The European Commission, upon proposal from the European Medicines Agency (EMA), has designated Gefitinib as an orphan drug for Fanconi anemia. This orally administered product is currently indicated for the treatment of lung cancer. The studies of the Biomedical Research Center Network on Rare Diseases (CIBERER), the Genetic Service and the Hospital de Sant Pau Research Institute and the UAB led by Jordi Surrallés have shown that it could also work as a therapy for squamous head and neck tumors in patients with Fanconi anemia. This drug was identified after a screening of repositioning of antitumor drugs already approved for other indications.
The research team led by Dr. Diego Arango, head of the CIBBIM Nanomedicine – Biomedical Research in Digestive Tumors group at the Vall d’Hebron Research Institute (VHIR) has participated in the development of this drug. In particular, “they have conducted therapeutic efficacy trials in animal models carriers of head and neck tumors of patients affected by Fanconi anemia. These trials demonstrate how gefitinib administration is capable of curbing tumor growth” explains explains Dr. Águeda Martínez, researcher in this group.

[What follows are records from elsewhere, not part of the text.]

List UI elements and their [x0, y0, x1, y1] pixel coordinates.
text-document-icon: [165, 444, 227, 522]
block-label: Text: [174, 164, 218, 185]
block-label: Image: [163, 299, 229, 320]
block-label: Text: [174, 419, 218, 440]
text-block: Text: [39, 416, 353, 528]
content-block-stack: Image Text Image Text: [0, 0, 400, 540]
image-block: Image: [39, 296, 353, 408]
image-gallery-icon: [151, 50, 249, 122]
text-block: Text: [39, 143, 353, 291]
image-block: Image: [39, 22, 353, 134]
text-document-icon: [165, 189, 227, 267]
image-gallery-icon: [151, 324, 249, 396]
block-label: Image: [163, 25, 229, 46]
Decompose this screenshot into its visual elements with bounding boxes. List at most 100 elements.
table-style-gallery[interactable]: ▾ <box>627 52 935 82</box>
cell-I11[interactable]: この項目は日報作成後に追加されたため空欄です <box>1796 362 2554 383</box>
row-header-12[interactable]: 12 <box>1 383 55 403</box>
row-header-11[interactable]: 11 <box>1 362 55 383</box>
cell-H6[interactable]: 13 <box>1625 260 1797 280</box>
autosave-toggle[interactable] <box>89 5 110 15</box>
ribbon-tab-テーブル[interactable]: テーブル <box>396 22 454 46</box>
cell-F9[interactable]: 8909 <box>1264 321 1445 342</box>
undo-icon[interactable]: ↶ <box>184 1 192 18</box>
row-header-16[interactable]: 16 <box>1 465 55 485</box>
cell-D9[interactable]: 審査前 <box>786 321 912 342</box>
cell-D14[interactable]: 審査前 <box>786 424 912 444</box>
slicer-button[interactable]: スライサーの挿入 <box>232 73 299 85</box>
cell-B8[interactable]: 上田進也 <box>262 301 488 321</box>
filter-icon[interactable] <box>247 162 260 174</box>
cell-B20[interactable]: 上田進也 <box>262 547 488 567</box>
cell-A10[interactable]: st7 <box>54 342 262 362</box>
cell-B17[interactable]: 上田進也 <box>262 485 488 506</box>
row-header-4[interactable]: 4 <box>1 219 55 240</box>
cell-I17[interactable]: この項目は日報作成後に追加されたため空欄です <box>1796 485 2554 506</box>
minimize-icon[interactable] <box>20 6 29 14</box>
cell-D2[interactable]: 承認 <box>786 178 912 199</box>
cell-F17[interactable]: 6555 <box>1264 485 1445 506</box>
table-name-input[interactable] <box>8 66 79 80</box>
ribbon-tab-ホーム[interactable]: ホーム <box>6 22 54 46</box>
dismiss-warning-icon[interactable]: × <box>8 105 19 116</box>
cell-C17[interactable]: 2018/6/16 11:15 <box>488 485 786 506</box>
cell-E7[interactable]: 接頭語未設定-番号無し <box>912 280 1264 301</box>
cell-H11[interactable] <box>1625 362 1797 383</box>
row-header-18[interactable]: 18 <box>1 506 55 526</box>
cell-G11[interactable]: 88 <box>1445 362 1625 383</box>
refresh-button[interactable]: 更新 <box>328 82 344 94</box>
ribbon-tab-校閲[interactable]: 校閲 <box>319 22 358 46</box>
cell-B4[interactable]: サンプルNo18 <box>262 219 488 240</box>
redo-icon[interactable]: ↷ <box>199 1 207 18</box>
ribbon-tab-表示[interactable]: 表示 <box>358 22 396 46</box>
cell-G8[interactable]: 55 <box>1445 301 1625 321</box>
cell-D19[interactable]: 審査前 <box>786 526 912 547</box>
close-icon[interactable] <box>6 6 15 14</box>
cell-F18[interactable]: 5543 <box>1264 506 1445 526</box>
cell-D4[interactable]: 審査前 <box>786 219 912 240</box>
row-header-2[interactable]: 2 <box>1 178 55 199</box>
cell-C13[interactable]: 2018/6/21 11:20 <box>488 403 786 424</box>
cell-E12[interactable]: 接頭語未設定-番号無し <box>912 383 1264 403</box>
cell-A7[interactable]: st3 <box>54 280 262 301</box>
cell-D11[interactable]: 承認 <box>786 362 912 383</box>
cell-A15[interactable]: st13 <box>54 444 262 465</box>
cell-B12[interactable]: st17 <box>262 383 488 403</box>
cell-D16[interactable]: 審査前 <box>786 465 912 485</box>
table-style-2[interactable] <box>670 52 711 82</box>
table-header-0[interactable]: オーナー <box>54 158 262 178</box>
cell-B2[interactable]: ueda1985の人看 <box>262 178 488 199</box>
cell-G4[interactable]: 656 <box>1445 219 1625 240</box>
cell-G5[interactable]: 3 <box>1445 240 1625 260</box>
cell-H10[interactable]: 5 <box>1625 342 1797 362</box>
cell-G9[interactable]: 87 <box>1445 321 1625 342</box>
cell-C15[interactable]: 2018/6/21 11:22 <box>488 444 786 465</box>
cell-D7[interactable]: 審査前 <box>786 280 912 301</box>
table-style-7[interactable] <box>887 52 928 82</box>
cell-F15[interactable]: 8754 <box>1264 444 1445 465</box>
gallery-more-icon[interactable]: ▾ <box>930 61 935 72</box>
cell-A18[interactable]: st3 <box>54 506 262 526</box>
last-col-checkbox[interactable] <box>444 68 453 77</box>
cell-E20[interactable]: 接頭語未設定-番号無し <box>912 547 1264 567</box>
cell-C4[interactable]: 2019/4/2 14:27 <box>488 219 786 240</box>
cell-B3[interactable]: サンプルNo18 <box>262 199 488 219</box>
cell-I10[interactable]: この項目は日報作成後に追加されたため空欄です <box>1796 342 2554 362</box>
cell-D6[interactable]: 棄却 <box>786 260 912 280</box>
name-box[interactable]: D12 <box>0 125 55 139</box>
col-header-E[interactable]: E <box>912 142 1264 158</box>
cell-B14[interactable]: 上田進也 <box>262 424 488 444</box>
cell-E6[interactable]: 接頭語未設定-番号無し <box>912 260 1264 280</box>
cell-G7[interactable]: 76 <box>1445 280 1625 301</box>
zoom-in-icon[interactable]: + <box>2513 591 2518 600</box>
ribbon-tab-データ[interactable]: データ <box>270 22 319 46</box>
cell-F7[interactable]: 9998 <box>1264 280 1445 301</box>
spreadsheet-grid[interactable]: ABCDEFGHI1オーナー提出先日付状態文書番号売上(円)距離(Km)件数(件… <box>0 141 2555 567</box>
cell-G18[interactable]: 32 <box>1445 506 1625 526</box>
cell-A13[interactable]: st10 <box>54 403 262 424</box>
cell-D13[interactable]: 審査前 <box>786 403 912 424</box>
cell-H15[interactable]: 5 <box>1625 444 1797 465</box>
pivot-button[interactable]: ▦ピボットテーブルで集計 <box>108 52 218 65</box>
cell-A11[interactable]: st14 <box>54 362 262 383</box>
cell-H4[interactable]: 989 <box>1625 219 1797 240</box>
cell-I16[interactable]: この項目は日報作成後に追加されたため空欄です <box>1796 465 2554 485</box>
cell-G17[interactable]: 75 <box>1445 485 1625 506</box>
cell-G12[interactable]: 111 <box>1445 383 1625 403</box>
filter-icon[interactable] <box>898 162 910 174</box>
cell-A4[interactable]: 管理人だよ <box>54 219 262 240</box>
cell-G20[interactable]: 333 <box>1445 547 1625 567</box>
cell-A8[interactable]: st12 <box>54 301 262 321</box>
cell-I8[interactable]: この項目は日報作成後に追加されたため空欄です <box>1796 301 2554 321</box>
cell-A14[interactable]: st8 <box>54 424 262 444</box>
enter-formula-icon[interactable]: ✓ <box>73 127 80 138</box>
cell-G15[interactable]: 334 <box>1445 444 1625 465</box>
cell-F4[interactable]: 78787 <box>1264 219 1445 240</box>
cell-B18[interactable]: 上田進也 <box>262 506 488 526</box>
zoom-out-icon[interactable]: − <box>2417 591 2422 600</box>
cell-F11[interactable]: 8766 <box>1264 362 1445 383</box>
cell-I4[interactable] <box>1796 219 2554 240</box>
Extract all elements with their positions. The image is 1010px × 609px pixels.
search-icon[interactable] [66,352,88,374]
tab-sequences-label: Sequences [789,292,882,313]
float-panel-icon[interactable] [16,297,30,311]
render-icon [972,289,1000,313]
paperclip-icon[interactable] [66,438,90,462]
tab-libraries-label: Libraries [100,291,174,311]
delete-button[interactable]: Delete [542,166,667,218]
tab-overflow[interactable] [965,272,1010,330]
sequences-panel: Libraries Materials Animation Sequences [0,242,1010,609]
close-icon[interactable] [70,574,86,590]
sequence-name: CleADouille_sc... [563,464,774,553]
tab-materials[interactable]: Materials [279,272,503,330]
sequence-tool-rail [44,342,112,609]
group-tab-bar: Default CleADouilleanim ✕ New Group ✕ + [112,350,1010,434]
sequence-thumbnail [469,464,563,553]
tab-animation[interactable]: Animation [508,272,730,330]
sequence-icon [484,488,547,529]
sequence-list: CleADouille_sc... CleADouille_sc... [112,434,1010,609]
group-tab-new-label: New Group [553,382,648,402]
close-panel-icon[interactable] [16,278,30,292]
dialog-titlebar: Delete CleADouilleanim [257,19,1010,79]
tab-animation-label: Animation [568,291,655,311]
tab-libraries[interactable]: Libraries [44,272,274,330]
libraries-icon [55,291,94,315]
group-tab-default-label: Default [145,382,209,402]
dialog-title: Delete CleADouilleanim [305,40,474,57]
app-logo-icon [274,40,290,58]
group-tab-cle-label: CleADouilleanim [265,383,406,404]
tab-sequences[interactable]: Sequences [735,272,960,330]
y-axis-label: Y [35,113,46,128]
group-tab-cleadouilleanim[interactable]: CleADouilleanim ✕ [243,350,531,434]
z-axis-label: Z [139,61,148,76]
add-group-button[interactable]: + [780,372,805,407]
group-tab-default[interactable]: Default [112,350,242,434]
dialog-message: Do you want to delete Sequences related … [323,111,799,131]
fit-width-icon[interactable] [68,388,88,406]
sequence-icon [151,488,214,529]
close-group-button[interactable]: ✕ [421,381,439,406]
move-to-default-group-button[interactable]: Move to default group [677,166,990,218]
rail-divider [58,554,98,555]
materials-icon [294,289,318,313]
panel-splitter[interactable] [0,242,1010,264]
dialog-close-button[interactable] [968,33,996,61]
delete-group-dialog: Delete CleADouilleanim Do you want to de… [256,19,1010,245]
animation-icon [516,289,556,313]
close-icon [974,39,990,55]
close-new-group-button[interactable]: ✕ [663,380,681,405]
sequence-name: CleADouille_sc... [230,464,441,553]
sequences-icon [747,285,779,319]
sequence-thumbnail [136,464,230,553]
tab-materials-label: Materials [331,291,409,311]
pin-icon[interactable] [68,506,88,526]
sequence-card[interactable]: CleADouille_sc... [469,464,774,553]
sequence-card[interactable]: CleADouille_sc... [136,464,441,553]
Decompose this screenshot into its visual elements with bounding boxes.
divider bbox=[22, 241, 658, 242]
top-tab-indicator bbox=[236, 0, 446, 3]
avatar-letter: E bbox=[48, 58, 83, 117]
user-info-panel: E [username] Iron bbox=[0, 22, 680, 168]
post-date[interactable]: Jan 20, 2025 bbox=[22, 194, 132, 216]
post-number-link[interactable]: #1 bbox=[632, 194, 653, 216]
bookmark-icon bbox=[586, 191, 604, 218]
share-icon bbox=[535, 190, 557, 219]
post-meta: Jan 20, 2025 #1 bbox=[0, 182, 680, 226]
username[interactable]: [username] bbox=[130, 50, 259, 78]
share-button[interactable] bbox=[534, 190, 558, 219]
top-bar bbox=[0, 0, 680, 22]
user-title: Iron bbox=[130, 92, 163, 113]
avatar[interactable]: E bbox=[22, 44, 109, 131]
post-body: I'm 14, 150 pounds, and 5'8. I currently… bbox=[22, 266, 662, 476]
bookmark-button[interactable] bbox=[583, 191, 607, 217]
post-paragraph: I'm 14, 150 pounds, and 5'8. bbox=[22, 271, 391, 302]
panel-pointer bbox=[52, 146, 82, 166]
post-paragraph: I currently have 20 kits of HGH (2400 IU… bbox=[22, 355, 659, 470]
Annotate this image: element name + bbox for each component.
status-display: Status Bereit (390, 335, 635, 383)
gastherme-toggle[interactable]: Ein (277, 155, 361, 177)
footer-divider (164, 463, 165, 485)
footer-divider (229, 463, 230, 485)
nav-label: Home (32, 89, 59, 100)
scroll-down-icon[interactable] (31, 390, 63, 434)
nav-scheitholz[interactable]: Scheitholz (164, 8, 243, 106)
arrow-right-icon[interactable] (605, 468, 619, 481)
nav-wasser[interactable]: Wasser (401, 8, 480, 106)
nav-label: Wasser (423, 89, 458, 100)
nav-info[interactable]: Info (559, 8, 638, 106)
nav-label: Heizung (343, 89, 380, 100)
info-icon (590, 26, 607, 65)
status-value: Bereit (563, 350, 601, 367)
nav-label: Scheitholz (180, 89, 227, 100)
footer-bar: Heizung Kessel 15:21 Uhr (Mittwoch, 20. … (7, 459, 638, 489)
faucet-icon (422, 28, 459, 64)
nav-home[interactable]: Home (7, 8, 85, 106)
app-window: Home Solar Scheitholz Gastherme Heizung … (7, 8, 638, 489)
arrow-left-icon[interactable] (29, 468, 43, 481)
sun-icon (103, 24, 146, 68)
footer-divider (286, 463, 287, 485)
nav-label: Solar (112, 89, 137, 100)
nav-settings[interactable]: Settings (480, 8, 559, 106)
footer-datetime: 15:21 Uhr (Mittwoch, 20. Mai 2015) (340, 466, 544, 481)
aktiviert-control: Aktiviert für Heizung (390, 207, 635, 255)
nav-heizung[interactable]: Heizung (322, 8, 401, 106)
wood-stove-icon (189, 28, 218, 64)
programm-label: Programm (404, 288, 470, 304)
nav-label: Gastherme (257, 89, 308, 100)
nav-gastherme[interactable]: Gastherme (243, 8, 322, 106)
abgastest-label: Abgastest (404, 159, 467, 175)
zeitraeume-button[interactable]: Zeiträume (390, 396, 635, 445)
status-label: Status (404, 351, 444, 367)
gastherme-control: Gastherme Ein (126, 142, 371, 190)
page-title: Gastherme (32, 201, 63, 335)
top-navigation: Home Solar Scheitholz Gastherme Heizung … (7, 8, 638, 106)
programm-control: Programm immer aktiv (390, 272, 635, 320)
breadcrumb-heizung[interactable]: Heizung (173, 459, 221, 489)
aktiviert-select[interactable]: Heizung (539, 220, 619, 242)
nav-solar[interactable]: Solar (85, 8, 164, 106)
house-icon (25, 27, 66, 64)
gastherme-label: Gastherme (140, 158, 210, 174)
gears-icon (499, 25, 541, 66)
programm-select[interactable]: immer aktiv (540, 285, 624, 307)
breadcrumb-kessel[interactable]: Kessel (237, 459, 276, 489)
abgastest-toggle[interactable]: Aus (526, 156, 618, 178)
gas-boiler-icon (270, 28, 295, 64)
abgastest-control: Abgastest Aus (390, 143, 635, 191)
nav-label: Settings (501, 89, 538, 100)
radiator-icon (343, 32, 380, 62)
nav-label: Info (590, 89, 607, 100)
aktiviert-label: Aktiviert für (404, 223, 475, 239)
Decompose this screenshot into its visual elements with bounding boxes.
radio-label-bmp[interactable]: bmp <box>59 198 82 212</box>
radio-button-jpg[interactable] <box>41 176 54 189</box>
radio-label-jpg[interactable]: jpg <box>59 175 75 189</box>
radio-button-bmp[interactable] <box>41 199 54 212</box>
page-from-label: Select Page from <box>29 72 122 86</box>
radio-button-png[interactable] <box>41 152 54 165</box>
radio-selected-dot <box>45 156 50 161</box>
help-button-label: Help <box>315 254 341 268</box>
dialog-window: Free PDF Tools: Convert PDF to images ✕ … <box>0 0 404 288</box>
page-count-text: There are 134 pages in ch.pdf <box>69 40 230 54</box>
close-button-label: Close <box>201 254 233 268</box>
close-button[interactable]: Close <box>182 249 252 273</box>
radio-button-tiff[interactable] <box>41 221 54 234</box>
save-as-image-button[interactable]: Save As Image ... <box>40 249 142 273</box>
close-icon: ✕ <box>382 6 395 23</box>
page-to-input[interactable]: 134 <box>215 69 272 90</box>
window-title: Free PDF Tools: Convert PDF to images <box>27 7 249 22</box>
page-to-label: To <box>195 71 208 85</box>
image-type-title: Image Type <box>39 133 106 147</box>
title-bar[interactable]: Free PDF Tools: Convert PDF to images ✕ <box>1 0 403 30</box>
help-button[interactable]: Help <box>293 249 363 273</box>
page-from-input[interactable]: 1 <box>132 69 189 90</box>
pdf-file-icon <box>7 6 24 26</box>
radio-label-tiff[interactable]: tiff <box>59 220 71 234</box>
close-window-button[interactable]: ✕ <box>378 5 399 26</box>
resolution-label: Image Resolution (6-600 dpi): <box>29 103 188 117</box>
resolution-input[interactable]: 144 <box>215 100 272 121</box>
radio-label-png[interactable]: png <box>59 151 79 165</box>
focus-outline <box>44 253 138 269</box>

Those affected by Fanconi anemia are likely to suffer scaly head and neck tumors about 500-700 times larger than the average population. In fact, about 50% of patients will develop a tumor before the age of 50.
Gefitinib is a small molecule that inhibits the tyrosine kinase activity of the epidermal growth factor receptor (EGFR). EGFR acts by activating the proliferation of tumor cells, blocks apoptosis (scheduled cell death) and facilitates the metastasis process. “Gefitinib constitutes the first antitumor drug available for the treatment of these patients, for whom surgery was the only therapeutic option so far” adds Dr. Martínez.
The designation of Gefitinib as an orphan drug for this rare disease has been sponsored by CIBERER. Jordi Minguillón has actively participated in its development. Dr. Minguillón is a researcher from the group led by Dr. Surrallés, who coordinated the multidisciplinary work of the laboratories that participated in this research, led by Thomas Helleday, Karoliska Institute, Joan Bueren, CIEMAT / Fundación Jiménez Díaz / CIBERER, and Diego Arango, from the VHIR.
About Fanconi anemia
Fanconi anemia is a rare hereditary disease caused by mutations in some of the genes related DNA repair, a process that is essential for the maintenance of stem cells and to prevent the onset of cancer. Those affected by this serious illness, which has a great variability of clinical manifestations, may suffer from insufficient bone marrow, variable congenital malformations and have a predisposition to developing solid and haematological tumors.
Due to the innate defect in the DNA repair, patients with Fanconi anemia affected by cancer do not tolerate chemotherapy or conventional radiotherapy, which causes a poor tumors prognosis. For this reason, patients require a very active follow-up with periodic reviews in specialized hospital units in order to detect tumors very early.